The night’s first reader was Melissa Broder, (author of When You Say One Thing But Mean Your Mother), who read a selection of poems, including “Dear Aging Anarchist,” about two anarchists in the hair care aisle of Duane Reade discussing the best method for making dreadlocks. Tin House editor and literary merit judge Rob Spilllman, a self-professed stickler for grading criterion, based his ruling on whether readers mentioned any of his five compulsory terms, which he took the liberty of keeping concealed throughout the night. Though Melissa failed to invoke any of the five, Rob did find plenty else to like.

Judges Cintra Wilson, Sini Anderson (with microphone) and Rob Spillman sit in judgment

Humor writer Wayne Gladstone followed Melissa, reading a few funny pieces, including a newscast by Anderson Cooper from an Olive Garden. Judging performance, artist and producer Sini Anderson noted a stray hair on both Wayne’s and Melissa’s clothes, which had driven her to imagine the two engaging in some pre-show Twister until Gladstone accidentally read “dick” instead of “dip,” causing her to reason that he might not have been interested in playing such a game with a female. During a commercial break, the judges took a moment to deliberate before announcing Gladstone as the finalist for the round.

Elyssa East, author of Dogtown: Death and Enchantment in a New England Ghost Town, began the second round with a gruesome account of an assault. Before a silent room she detailed the continued pummelings of a female victim, and as the story’s escalating brutality reached its peak, Mardi Gras beads were thrown onto the stage, signaling the end of her time and a return to frivolity. Intangibles judge Cintra Wilson, a past LDM winner and author of Caligula for President, claimed enrollment at the elite School of Life by attacking East for her affluent background before admitting to being won over by her writing.

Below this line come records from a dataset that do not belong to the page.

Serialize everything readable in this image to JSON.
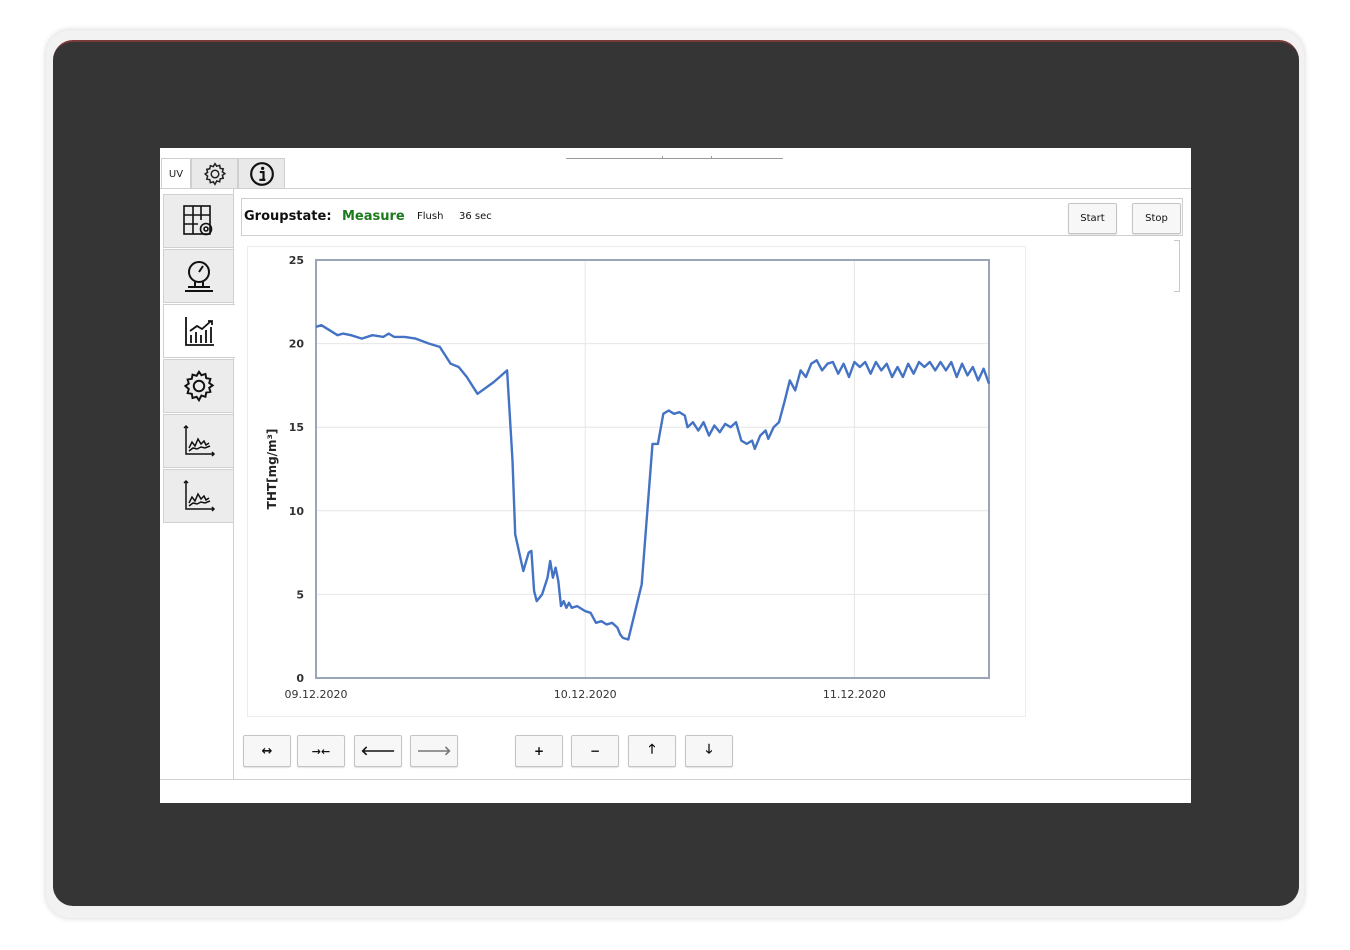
{
  "tabs": {
    "uv_label": "UV",
    "settings_icon": "gear-icon",
    "info_icon": "info-icon"
  },
  "sidebar": {
    "items": [
      {
        "icon": "table-settings-icon"
      },
      {
        "icon": "gauge-icon"
      },
      {
        "icon": "bar-chart-trend-icon"
      },
      {
        "icon": "gear-icon"
      },
      {
        "icon": "line-chart-icon"
      },
      {
        "icon": "line-chart-icon"
      }
    ]
  },
  "status": {
    "groupstate_label": "Groupstate:",
    "state_value": "Measure",
    "state_color": "#1d7a1d",
    "phase": "Flush",
    "remaining": "36 sec"
  },
  "controls": {
    "start_label": "Start",
    "stop_label": "Stop"
  },
  "nav": {
    "expand_icon": "expand-horizontal-icon",
    "compress_icon": "compress-horizontal-icon",
    "left_icon": "arrow-left-icon",
    "right_icon": "arrow-right-icon",
    "zoom_in_icon": "plus-icon",
    "zoom_out_icon": "minus-icon",
    "up_icon": "arrow-up-icon",
    "down_icon": "arrow-down-icon"
  },
  "chart_data": {
    "type": "line",
    "title": "",
    "xlabel": "",
    "ylabel": "THT[mg/m³]",
    "ylim": [
      0,
      25
    ],
    "yticks": [
      "0",
      "5",
      "10",
      "15",
      "20",
      "25"
    ],
    "xticks": [
      "09.12.2020",
      "10.12.2020",
      "11.12.2020"
    ],
    "xlim_days": [
      0,
      2.5
    ],
    "grid": true,
    "line_color": "#4472c4",
    "series": [
      {
        "points": [
          [
            0.0,
            21.0
          ],
          [
            0.02,
            21.1
          ],
          [
            0.05,
            20.8
          ],
          [
            0.08,
            20.5
          ],
          [
            0.1,
            20.6
          ],
          [
            0.13,
            20.5
          ],
          [
            0.17,
            20.3
          ],
          [
            0.21,
            20.5
          ],
          [
            0.25,
            20.4
          ],
          [
            0.27,
            20.6
          ],
          [
            0.29,
            20.4
          ],
          [
            0.33,
            20.4
          ],
          [
            0.37,
            20.3
          ],
          [
            0.42,
            20.0
          ],
          [
            0.46,
            19.8
          ],
          [
            0.5,
            18.8
          ],
          [
            0.53,
            18.6
          ],
          [
            0.56,
            18.0
          ],
          [
            0.6,
            17.0
          ],
          [
            0.66,
            17.7
          ],
          [
            0.71,
            18.4
          ],
          [
            0.73,
            13.0
          ],
          [
            0.74,
            8.6
          ],
          [
            0.77,
            6.4
          ],
          [
            0.79,
            7.5
          ],
          [
            0.8,
            7.6
          ],
          [
            0.81,
            5.2
          ],
          [
            0.82,
            4.6
          ],
          [
            0.84,
            5.0
          ],
          [
            0.86,
            6.0
          ],
          [
            0.87,
            7.0
          ],
          [
            0.88,
            6.0
          ],
          [
            0.89,
            6.6
          ],
          [
            0.9,
            5.8
          ],
          [
            0.91,
            4.3
          ],
          [
            0.92,
            4.6
          ],
          [
            0.93,
            4.2
          ],
          [
            0.94,
            4.5
          ],
          [
            0.95,
            4.2
          ],
          [
            0.97,
            4.3
          ],
          [
            1.0,
            4.0
          ],
          [
            1.02,
            3.9
          ],
          [
            1.04,
            3.3
          ],
          [
            1.06,
            3.4
          ],
          [
            1.08,
            3.2
          ],
          [
            1.1,
            3.3
          ],
          [
            1.12,
            3.0
          ],
          [
            1.13,
            2.6
          ],
          [
            1.14,
            2.4
          ],
          [
            1.16,
            2.3
          ],
          [
            1.21,
            5.6
          ],
          [
            1.25,
            14.0
          ],
          [
            1.27,
            14.0
          ],
          [
            1.29,
            15.8
          ],
          [
            1.31,
            16.0
          ],
          [
            1.33,
            15.8
          ],
          [
            1.35,
            15.9
          ],
          [
            1.37,
            15.7
          ],
          [
            1.38,
            15.0
          ],
          [
            1.4,
            15.3
          ],
          [
            1.42,
            14.8
          ],
          [
            1.44,
            15.3
          ],
          [
            1.46,
            14.5
          ],
          [
            1.48,
            15.1
          ],
          [
            1.5,
            14.7
          ],
          [
            1.52,
            15.2
          ],
          [
            1.54,
            15.0
          ],
          [
            1.56,
            15.3
          ],
          [
            1.58,
            14.2
          ],
          [
            1.6,
            14.0
          ],
          [
            1.62,
            14.2
          ],
          [
            1.63,
            13.7
          ],
          [
            1.65,
            14.5
          ],
          [
            1.67,
            14.8
          ],
          [
            1.68,
            14.3
          ],
          [
            1.7,
            15.0
          ],
          [
            1.72,
            15.3
          ],
          [
            1.74,
            16.5
          ],
          [
            1.76,
            17.8
          ],
          [
            1.78,
            17.2
          ],
          [
            1.8,
            18.4
          ],
          [
            1.82,
            18.0
          ],
          [
            1.84,
            18.8
          ],
          [
            1.86,
            19.0
          ],
          [
            1.88,
            18.4
          ],
          [
            1.9,
            18.8
          ],
          [
            1.92,
            18.9
          ],
          [
            1.94,
            18.2
          ],
          [
            1.96,
            18.8
          ],
          [
            1.98,
            18.0
          ],
          [
            2.0,
            18.9
          ],
          [
            2.02,
            18.6
          ],
          [
            2.04,
            18.9
          ],
          [
            2.06,
            18.2
          ],
          [
            2.08,
            18.9
          ],
          [
            2.1,
            18.4
          ],
          [
            2.12,
            18.8
          ],
          [
            2.14,
            18.0
          ],
          [
            2.16,
            18.6
          ],
          [
            2.18,
            18.0
          ],
          [
            2.2,
            18.8
          ],
          [
            2.22,
            18.2
          ],
          [
            2.24,
            18.9
          ],
          [
            2.26,
            18.6
          ],
          [
            2.28,
            18.9
          ],
          [
            2.3,
            18.4
          ],
          [
            2.32,
            18.9
          ],
          [
            2.34,
            18.4
          ],
          [
            2.36,
            18.9
          ],
          [
            2.38,
            18.0
          ],
          [
            2.4,
            18.8
          ],
          [
            2.42,
            18.1
          ],
          [
            2.44,
            18.6
          ],
          [
            2.46,
            17.8
          ],
          [
            2.48,
            18.5
          ],
          [
            2.5,
            17.6
          ]
        ]
      }
    ]
  }
}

The night’s final reading was from Joanna Smith Rakoff (author of A Fortunate Age). She read an excerpt from her novel about a guy interested in producing culturally relevant classical music, who at some point feels like a character from a Woody Allen movie, making the story good. The judges offered their praise, and Spillman granted her extra points for unknowingly capturing him so well. After some deliberation, the judges named East the round finalist.

Joanna Smith Rakoff captivates

In the Mardi Gras-inspired finale, two volunteers from the audience were masked with pictures of famous NOLA authors — Anne Rice and Tennessee Williams — sparing them the embarrassment of squinting fearfully in front of an audience. The two finalists were then tasked to throw beads, from distance, around the volunteers' necks. Defying physics, Gladstone managed to get one necklace over the head of a volunteer, and a second dangled from the corner of Anne Rice's paper mug, sealing his win for the night, 2-0, and making him the latest Literary Death Match Champion.

Elyssa East flings Mardi Gras beads at "Tennessee Williams"

Reader Comments (5)

YEAH GLADSTONE
ROCK DAT SHIIIT

April 1, 2010 | Unregistered CommenterFergie

I officially love this idea. Just wandered in here from Gladstone's blog, and now I direly need to arrange one of these for my own city. Although I really oughtta look into whether I'm long too late...

April 1, 2010 | Unregistered CommenterThe Wisest Weasel

Sounds like a convention of insufferably pretentious hipsters.

April 4, 2010 | Unregistered Commenterwow

Woo! Gladstone!

May 7, 2010 | Unregistered CommenterJon Red

Gladstone! Gladstone! He Haw Lickiety Split! You're the best! Now take a rest! In a big ol' nest! It'll be so fun for yoooou, Gladstone!